Jo Cothren
3 min readJul 8, 2016

Does Dallas Undo Black Lives Matter?

I couldn’t sleep last night. I’m not sure that anyone in Dallas could. I kept refreshing my feed, desperate for more information and sick with dread for what would happen tomorrow. And now it’s tomorrow and I can’t stop crying. This world seems so irrevocably broken. Love is better than hate, but hate seems to be winning. All this killing, all this death, and it doesn’t stop it just gets worse.

There is one thing that I feel like I have to make clear. Like I have to say even if nobody listens and it does no good. Whatever comes when we get more information, whatever the motive for these murders it does not undo the message of the people who gathered in peace last night.
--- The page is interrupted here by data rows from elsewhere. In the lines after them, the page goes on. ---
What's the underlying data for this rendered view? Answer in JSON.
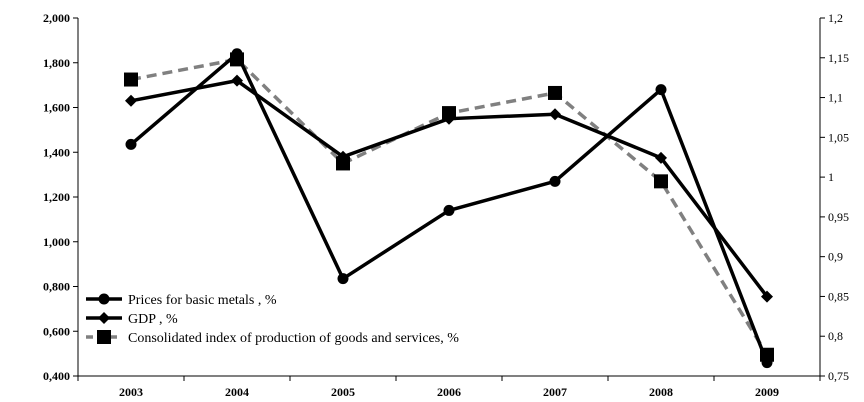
{
  "chart_data": {
    "type": "line",
    "title": "",
    "xlabel": "",
    "ylabel": "",
    "categories": [
      "2003",
      "2004",
      "2005",
      "2006",
      "2007",
      "2008",
      "2009"
    ],
    "y_left": {
      "range": [
        0.4,
        2.0
      ],
      "ticks": [
        "2,000",
        "1,800",
        "1,600",
        "1,400",
        "1,200",
        "1,000",
        "0,800",
        "0,600",
        "0,400"
      ],
      "tick_values": [
        2.0,
        1.8,
        1.6,
        1.4,
        1.2,
        1.0,
        0.8,
        0.6,
        0.4
      ]
    },
    "y_right": {
      "range": [
        0.75,
        1.2
      ],
      "ticks": [
        "1,2",
        "1,15",
        "1,1",
        "1,05",
        "1",
        "0,95",
        "0,9",
        "0,85",
        "0,8",
        "0,75"
      ],
      "tick_values": [
        1.2,
        1.15,
        1.1,
        1.05,
        1.0,
        0.95,
        0.9,
        0.85,
        0.8,
        0.75
      ]
    },
    "series": [
      {
        "name": "Prices for basic metals , %",
        "axis": "left",
        "marker": "circle",
        "style": "solid",
        "color": "#000000",
        "values": [
          1.435,
          1.84,
          0.835,
          1.14,
          1.27,
          1.68,
          0.46
        ]
      },
      {
        "name": "GDP , %",
        "axis": "left",
        "marker": "diamond",
        "style": "solid",
        "color": "#000000",
        "values": [
          1.63,
          1.72,
          1.38,
          1.55,
          1.57,
          1.375,
          0.755
        ]
      },
      {
        "name": "Consolidated index of production of goods and services, %",
        "axis": "left",
        "marker": "square",
        "style": "dashed",
        "color": "#808080",
        "values": [
          1.725,
          1.815,
          1.35,
          1.575,
          1.665,
          1.27,
          0.495
        ]
      }
    ],
    "legend_position": "bottom-left",
    "grid": false
  }
}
The acts of violence were the opposite of the protest, not of any like kind.

This is what kept me up, in addition to the unimaginable pain the families of the victims must be feeling, there was the fear that hate has once again usurped peace. I beg my friends this morning when we are all still reeling not to replace #Blacklivesmatter with #alllivesmatter. Not to present the protest as a protest ‘against police’.

The counter to ‘black lives matter’ is not ‘all lives matter’ because the movement is not purposing the importance of black lives as more valued than other lives. It is a movement to acknowledge the ways in which black lives are consistently undervalued in our culture with bloody and brutal repercussions. This is a culture that sees white, heterosexual, cisgender, men as the default and all other people as a deviation from the ‘normal’ human. Consequently deviations from the default are more disposable, more threatening, easier to dehumanize. We have to acknowledging that we have a pervasive and devastating perception bias that fuel structural violence in this country, and we don’t heal that wound by not treating it. Talk of unity at the expense of real social criticism only allows us to continue to bleed.
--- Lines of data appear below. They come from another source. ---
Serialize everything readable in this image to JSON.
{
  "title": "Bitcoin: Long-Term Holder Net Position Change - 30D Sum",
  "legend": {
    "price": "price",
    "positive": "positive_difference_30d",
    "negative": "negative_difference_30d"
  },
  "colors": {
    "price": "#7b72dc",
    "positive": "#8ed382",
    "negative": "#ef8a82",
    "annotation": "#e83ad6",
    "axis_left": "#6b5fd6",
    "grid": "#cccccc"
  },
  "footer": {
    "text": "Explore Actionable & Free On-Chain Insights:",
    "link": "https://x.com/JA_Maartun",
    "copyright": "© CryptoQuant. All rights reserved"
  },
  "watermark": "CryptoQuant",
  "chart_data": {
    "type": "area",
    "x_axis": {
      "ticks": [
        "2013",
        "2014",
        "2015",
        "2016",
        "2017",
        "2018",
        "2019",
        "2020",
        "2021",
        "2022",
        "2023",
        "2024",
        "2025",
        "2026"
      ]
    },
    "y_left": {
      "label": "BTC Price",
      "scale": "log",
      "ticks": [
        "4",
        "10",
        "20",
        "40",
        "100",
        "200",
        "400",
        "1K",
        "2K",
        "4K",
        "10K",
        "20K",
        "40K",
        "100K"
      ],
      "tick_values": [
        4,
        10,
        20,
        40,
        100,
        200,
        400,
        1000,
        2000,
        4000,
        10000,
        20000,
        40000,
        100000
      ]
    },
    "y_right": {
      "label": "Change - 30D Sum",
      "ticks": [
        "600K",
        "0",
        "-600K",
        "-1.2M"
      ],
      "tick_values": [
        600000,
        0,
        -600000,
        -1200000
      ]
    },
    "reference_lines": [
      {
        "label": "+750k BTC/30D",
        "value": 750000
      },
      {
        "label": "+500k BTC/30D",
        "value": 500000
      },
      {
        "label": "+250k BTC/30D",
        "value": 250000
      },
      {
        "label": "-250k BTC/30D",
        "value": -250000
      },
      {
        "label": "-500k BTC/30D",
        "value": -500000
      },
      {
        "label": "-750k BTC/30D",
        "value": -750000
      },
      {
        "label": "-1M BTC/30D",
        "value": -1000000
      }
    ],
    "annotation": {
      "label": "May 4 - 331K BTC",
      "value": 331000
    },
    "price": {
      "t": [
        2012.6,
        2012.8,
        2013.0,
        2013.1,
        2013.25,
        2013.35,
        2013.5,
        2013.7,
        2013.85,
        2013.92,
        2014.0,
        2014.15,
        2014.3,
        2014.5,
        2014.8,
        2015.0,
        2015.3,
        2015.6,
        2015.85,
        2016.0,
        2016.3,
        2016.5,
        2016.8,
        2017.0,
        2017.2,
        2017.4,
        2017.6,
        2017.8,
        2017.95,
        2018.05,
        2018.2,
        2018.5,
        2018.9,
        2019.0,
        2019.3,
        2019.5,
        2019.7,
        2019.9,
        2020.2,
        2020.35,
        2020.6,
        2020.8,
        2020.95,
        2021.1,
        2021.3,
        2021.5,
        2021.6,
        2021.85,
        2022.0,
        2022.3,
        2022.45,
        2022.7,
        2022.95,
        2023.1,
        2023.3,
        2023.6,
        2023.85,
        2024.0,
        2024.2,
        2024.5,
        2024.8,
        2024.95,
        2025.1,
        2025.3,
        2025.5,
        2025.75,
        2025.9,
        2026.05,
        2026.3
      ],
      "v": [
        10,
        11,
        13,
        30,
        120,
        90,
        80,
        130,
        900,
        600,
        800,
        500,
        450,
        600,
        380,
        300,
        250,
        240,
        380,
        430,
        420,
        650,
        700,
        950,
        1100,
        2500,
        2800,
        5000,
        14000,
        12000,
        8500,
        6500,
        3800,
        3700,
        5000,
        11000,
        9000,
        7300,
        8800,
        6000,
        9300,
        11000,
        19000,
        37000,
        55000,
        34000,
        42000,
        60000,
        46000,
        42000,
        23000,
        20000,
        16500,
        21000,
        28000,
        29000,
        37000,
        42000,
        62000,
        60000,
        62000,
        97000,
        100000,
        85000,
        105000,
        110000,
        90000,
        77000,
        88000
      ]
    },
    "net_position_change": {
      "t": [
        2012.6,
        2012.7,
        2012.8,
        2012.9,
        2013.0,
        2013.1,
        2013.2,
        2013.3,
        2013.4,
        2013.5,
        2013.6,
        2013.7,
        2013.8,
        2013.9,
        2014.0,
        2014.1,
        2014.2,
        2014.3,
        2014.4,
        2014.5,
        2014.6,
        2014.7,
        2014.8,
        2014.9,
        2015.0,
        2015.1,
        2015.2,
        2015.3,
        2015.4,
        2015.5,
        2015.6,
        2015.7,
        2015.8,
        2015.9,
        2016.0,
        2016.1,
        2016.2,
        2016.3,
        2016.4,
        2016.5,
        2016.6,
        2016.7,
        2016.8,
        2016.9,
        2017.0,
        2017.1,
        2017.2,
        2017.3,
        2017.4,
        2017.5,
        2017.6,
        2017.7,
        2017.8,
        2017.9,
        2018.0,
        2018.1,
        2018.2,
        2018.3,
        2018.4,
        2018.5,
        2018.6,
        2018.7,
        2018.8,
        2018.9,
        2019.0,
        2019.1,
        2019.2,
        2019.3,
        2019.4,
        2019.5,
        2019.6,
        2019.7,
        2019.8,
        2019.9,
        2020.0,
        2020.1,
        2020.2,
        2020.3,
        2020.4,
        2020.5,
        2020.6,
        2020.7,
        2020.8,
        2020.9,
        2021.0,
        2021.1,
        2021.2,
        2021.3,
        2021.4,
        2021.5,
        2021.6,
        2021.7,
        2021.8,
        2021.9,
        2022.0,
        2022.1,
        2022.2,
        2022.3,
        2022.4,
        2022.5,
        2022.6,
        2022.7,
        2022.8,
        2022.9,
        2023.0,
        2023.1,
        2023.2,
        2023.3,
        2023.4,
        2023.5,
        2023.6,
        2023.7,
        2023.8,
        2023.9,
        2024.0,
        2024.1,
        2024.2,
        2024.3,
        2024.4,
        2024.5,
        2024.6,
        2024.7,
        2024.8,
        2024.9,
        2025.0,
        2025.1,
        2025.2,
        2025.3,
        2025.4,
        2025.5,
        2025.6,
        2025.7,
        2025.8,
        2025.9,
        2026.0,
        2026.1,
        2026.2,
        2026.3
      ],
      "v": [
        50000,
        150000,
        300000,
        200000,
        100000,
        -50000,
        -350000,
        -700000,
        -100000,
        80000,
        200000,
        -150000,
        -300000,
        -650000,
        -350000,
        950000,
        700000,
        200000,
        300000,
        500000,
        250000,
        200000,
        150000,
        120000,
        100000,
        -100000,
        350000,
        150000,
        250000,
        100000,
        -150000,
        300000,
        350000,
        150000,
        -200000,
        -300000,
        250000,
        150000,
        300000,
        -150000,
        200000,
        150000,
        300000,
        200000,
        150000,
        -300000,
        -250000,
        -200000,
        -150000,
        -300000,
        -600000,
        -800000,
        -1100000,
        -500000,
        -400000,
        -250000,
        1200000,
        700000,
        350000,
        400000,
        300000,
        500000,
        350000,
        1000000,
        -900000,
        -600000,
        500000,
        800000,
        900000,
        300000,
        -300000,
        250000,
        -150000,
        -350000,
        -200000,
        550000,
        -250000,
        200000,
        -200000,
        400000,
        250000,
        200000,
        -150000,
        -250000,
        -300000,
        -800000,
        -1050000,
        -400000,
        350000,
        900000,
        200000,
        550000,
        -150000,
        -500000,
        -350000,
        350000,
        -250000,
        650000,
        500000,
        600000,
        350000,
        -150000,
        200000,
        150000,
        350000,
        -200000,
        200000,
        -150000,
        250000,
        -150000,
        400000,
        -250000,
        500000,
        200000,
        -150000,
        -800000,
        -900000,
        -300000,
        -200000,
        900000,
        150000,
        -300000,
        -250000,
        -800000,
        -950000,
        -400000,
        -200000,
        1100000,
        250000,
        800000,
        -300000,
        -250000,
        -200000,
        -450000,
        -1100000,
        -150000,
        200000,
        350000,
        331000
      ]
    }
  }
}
The protest was not ‘anti-police’ because you can be against violent acts of police officers without that becoming a blanket hatred of the rule of law. We have a culture without nuance that squeezes every issue into ill-fitting dichotomies. I can say that there are issues with the perceptions of threat level based on skin color, I can point out that there certainly seems to be a common thread in these police shooting where offices were escalating conflict rather than deescalating. I can say that and still believe that the officers who gave their lives in my city last night, deserve to be honored and remembered as heroes. Those ideas are not in opposition to each other. Healing wounds is not an attack on the body.

Here is what is in opposition, the dichotomy that I hold true in Dallas, in Orlando, in Istanbul, Paris, and Baghdad. Violence counters peace. Every violent act, no matter what the motivation, is an attack on peace and a direct opposition to it. The people who want justice for Dallas should consider carefully what that justice is. It is not more violence. The people who are lumping protesters in with murders add to hate at the expense of peace.

This is my hometown. This death has come to my door. I mourn for Dallas. I fear for our future. I want to believe that love will triumph, but hate is winning while we continue to fail to recognize the wounds it has inflicted on us.